In “To a New Chair”, the speaker delights in the arrival of a new chair, and she prepares the space, meditating on the will of the chair’s potential to “carry [her] far.” Levin plays with concepts of both the speaker’s and the chair’s presence and absence. Once the chair arrives, the speaker will be “beside the point”, a striking phrase that offers pause. Is this a desire to let go? To be transported elsewhere? Is it a will for invisibility? To let the new chair take over? Whatever it is, the chair is the reason. And glory to the chair, says the poet, whose grandeur is powerful enough to transform a space.
“Chamber” also explores the intertwined themes of absence and presence.
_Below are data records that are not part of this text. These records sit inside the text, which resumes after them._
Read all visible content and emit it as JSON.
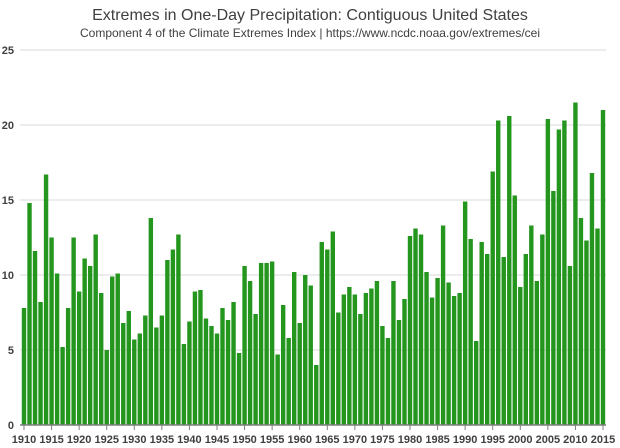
{
  "chart_data": {
    "type": "bar",
    "title": "Extremes in One-Day Precipitation: Contiguous United States",
    "subtitle": "Component 4 of the Climate Extremes Index | https://www.ncdc.noaa.gov/extremes/cei",
    "xlabel": "",
    "ylabel": "",
    "ylim": [
      0,
      25
    ],
    "yticks": [
      0,
      5,
      10,
      15,
      20,
      25
    ],
    "xticks": [
      1910,
      1915,
      1920,
      1925,
      1930,
      1935,
      1940,
      1945,
      1950,
      1955,
      1960,
      1965,
      1970,
      1975,
      1980,
      1985,
      1990,
      1995,
      2000,
      2005,
      2010,
      2015
    ],
    "grid": true,
    "bar_color": "#24961E",
    "x_start": 1910,
    "values": [
      7.8,
      14.8,
      11.6,
      8.2,
      16.7,
      12.5,
      10.1,
      5.2,
      7.8,
      12.5,
      8.9,
      11.1,
      10.6,
      12.7,
      8.8,
      5.0,
      9.9,
      10.1,
      6.8,
      7.6,
      5.7,
      6.1,
      7.3,
      13.8,
      6.5,
      7.3,
      11.0,
      11.7,
      12.7,
      5.4,
      6.9,
      8.9,
      9.0,
      7.1,
      6.6,
      6.1,
      7.8,
      7.0,
      8.2,
      4.8,
      10.6,
      9.6,
      7.4,
      10.8,
      10.8,
      10.9,
      4.7,
      8.0,
      5.8,
      10.2,
      6.8,
      10.0,
      9.3,
      4.0,
      12.2,
      11.7,
      12.9,
      7.5,
      8.7,
      9.2,
      8.7,
      7.4,
      8.8,
      9.1,
      9.6,
      6.6,
      5.8,
      9.6,
      7.0,
      8.4,
      12.6,
      13.1,
      12.7,
      10.2,
      8.5,
      9.8,
      13.3,
      9.5,
      8.6,
      8.8,
      14.9,
      12.4,
      5.6,
      12.2,
      11.4,
      16.9,
      20.3,
      11.2,
      20.6,
      15.3,
      9.2,
      11.4,
      13.3,
      9.6,
      12.7,
      20.4,
      15.6,
      19.7,
      20.3,
      10.6,
      21.5,
      13.8,
      12.3,
      16.8,
      13.1,
      21.0
    ]
  }
}
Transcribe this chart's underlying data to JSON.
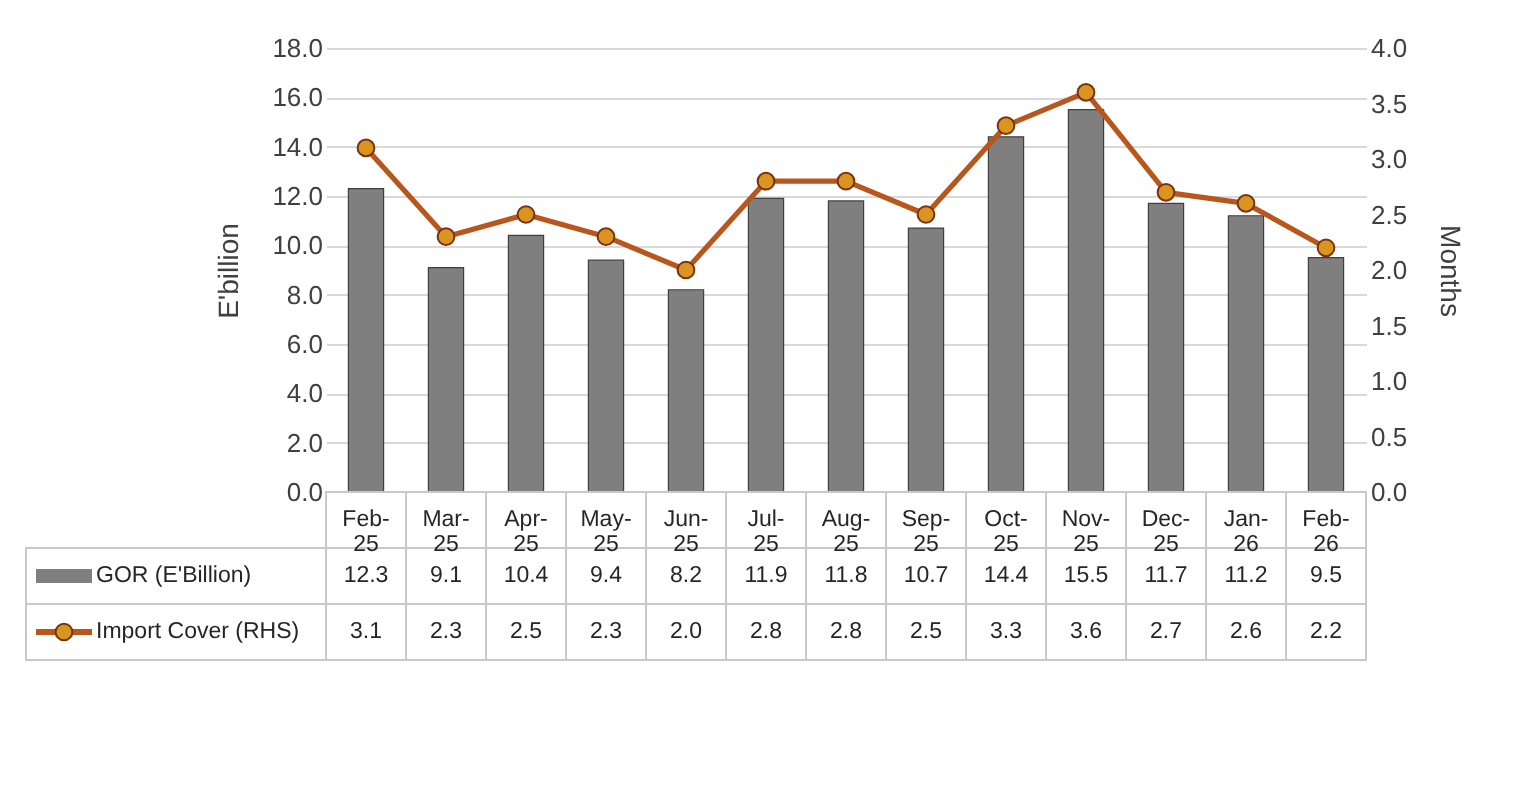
{
  "chart_data": {
    "type": "bar",
    "categories": [
      "Feb-25",
      "Mar-25",
      "Apr-25",
      "May-25",
      "Jun-25",
      "Jul-25",
      "Aug-25",
      "Sep-25",
      "Oct-25",
      "Nov-25",
      "Dec-25",
      "Jan-26",
      "Feb-26"
    ],
    "series": [
      {
        "name": "GOR (E'Billion)",
        "color": "#7f7f7f",
        "values": [
          12.3,
          9.1,
          10.4,
          9.4,
          8.2,
          11.9,
          11.8,
          10.7,
          14.4,
          15.5,
          11.7,
          11.2,
          9.5
        ],
        "value_labels": [
          "12.3",
          "9.1",
          "10.4",
          "9.4",
          "8.2",
          "11.9",
          "11.8",
          "10.7",
          "14.4",
          "15.5",
          "11.7",
          "11.2",
          "9.5"
        ]
      },
      {
        "name": "Import Cover (RHS)",
        "type": "line",
        "axis": "y2",
        "color": "#b8561c",
        "values": [
          3.1,
          2.3,
          2.5,
          2.3,
          2.0,
          2.8,
          2.8,
          2.5,
          3.3,
          3.6,
          2.7,
          2.6,
          2.2
        ],
        "value_labels": [
          "3.1",
          "2.3",
          "2.5",
          "2.3",
          "2.0",
          "2.8",
          "2.8",
          "2.5",
          "3.3",
          "3.6",
          "2.7",
          "2.6",
          "2.2"
        ]
      }
    ],
    "ylabel": "E'billion",
    "y2label": "Months",
    "ylim": [
      0,
      18
    ],
    "yticks": [
      {
        "value": 0,
        "label": "0.0"
      },
      {
        "value": 2,
        "label": "2.0"
      },
      {
        "value": 4,
        "label": "4.0"
      },
      {
        "value": 6,
        "label": "6.0"
      },
      {
        "value": 8,
        "label": "8.0"
      },
      {
        "value": 10,
        "label": "10.0"
      },
      {
        "value": 12,
        "label": "12.0"
      },
      {
        "value": 14,
        "label": "14.0"
      },
      {
        "value": 16,
        "label": "16.0"
      },
      {
        "value": 18,
        "label": "18.0"
      }
    ],
    "y2lim": [
      0,
      4
    ],
    "y2ticks": [
      {
        "value": 0,
        "label": "0.0"
      },
      {
        "value": 0.5,
        "label": "0.5"
      },
      {
        "value": 1,
        "label": "1.0"
      },
      {
        "value": 1.5,
        "label": "1.5"
      },
      {
        "value": 2,
        "label": "2.0"
      },
      {
        "value": 2.5,
        "label": "2.5"
      },
      {
        "value": 3,
        "label": "3.0"
      },
      {
        "value": 3.5,
        "label": "3.5"
      },
      {
        "value": 4,
        "label": "4.0"
      }
    ],
    "grid": "y",
    "legend": "bottom",
    "marker": "circle",
    "line_style": "solid"
  }
}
The poem opens with a cummings-esque echo as Levin writes: “The heart at the heart at the heart of the room,” a simple repetition, mimicking the natural iambs as well as the da-Dum-da-Dum of the beating heart. The simple syntax, though, is in direct contrast to the poem's implications. We’re alive until we’re not. In the end the room remains a room, indifferent to whether we are in it or not.
Chairs become portals, roses become swords, and childhood games resurface on Zoom screens. Has everything changed? Has nothing changed? The rug is still a rug; the rose, a rose; the room, a room.
An Anthology of Rain hums with masterful musicality and a sophisticated attentiveness. Levin delivers transitions of philosophical eloquence with the straightforwardness of an investigative, attentive eye. The poems are fiercely clear and strikingly original. Like rain, it is a collection that nourishes, reveals, and, at times, reshapes the landscapes of our imagination.